The caveat would be looking at the range of lines of therapy with an ovarian, looking at indications we’re fully [indiscernible] as expressed, there is the potential for broad application for this particular compound. And so I think to be realistic in our expectations or in our ambitions, we would be focusing those on a limited geography.
Certainly the U.S. whether that’s North America is, I’ll say a detail, but we would be looking for a global partner, who we would work within to deal with both the scope and complexities of global development.
And I think those can be both complementary and successful in allowing the company to bring this compound forward on an accelerated basis, while also transitioning us from what I would now characterize as the development-stage company to a fully commercial company. So that is the ambition, we put the financing in place now to take us through the next phase, I think, that a global deal as I’ve described would provide additional financial support to be able to advance this on a prompt or an expeditious basis.
And also open other opportunities for us to bring additional funding into support further development of IMGN853, as well as our further proprietary pipeline.
Jason Kantor
Thank you.
Operator
Thank you. We will go next to John Newman of Canaccord.
John Newman
Hi, thanks for taking the follow-up question. My question is can you tell us when you’re talking about the experiment that you have around the level of activity that you’re seeing, can you tell us as to how this compares to the statements that you made on the previous call, where you said you’d want to see something sort of in the 20% to 30% response range to push this forward.

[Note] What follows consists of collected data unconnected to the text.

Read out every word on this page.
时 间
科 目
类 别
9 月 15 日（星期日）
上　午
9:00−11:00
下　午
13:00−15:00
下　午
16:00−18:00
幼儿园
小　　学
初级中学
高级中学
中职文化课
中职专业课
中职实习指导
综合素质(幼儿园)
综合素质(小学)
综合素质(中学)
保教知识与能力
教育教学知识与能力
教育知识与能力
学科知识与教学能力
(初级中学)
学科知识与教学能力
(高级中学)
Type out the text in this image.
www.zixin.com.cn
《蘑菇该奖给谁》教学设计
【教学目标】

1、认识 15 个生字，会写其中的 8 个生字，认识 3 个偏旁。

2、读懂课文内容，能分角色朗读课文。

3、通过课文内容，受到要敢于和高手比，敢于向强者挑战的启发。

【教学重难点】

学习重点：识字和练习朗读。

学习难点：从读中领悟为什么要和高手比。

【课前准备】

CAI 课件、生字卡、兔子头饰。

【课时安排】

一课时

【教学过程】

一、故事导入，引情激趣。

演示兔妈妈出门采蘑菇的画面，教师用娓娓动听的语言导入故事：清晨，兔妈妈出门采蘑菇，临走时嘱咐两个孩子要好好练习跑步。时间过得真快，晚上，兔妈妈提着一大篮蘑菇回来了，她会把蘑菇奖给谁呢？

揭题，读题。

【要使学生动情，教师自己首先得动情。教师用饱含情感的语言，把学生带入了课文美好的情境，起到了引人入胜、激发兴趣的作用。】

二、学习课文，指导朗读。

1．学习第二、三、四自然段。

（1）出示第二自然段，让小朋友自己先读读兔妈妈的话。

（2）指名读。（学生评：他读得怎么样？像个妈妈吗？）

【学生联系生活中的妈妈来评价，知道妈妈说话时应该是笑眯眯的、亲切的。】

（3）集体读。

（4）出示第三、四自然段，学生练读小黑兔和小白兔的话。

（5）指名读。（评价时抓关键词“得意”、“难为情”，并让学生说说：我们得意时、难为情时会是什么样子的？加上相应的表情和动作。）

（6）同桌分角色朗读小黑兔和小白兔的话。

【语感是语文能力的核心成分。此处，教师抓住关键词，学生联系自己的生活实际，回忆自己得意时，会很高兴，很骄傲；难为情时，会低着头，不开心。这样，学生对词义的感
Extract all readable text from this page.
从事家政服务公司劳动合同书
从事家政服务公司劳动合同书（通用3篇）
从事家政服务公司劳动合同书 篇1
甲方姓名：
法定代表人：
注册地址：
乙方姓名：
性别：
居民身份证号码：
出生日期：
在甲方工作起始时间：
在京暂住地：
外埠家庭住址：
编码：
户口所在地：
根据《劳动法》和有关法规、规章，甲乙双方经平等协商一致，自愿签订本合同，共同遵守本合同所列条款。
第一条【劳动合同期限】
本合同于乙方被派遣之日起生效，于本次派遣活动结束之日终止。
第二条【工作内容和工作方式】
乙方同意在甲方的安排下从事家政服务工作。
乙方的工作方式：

Should we be thinking about magnitude of response with respect to current agents or magnitude of response with respect to your prior statements or combination of both? Thanks.
Dan Junius
I think the – sorry to come back to the obvious response, but I think this is going to be much easier conversation in about five weeks time. It’s a five weeks from tomorrow in fact.
So let us clearly we – what we have said previously and what we are seeing and saying today are fully consistent with each other. But we are in an area of least buy response rate, where, I think, people will be interested in the product, when they see it, where we have investigators and opinion leaders who are interested and what we are planning to do and or encouraging us to take this forward to the next level.
In just a few weeks time hope that we can get more into the detail of that and really have a lot more color and make the conversation a little bit easier.
John Newman
Okay. We’ll anxiously await that data.
Thank you very much.
Rich Gregory
Yes and actually abstracts come out in…
Carol Hausner
Mid month.
Dan Junius
Yes.
Carol Hausner
About three weeks.
Dan Junius
So three weeks as opposed to the five weeks and hopefully that will provide some additional color.
Carol Hausner
So we will be updating shortly.
Rich Gregory
Sure. Yes.
Dan Junius
Yes.
Carol Hausner
I think on that note I think we are done with questions. I think we’re out of questions and so I want to just thank everyone for your interest in ImmunoGen.
And if you have any subsequent questions, please don’t hesitate to give us a call. Take care.
Operator
Thank you for your participation. That does conclude today’s conference.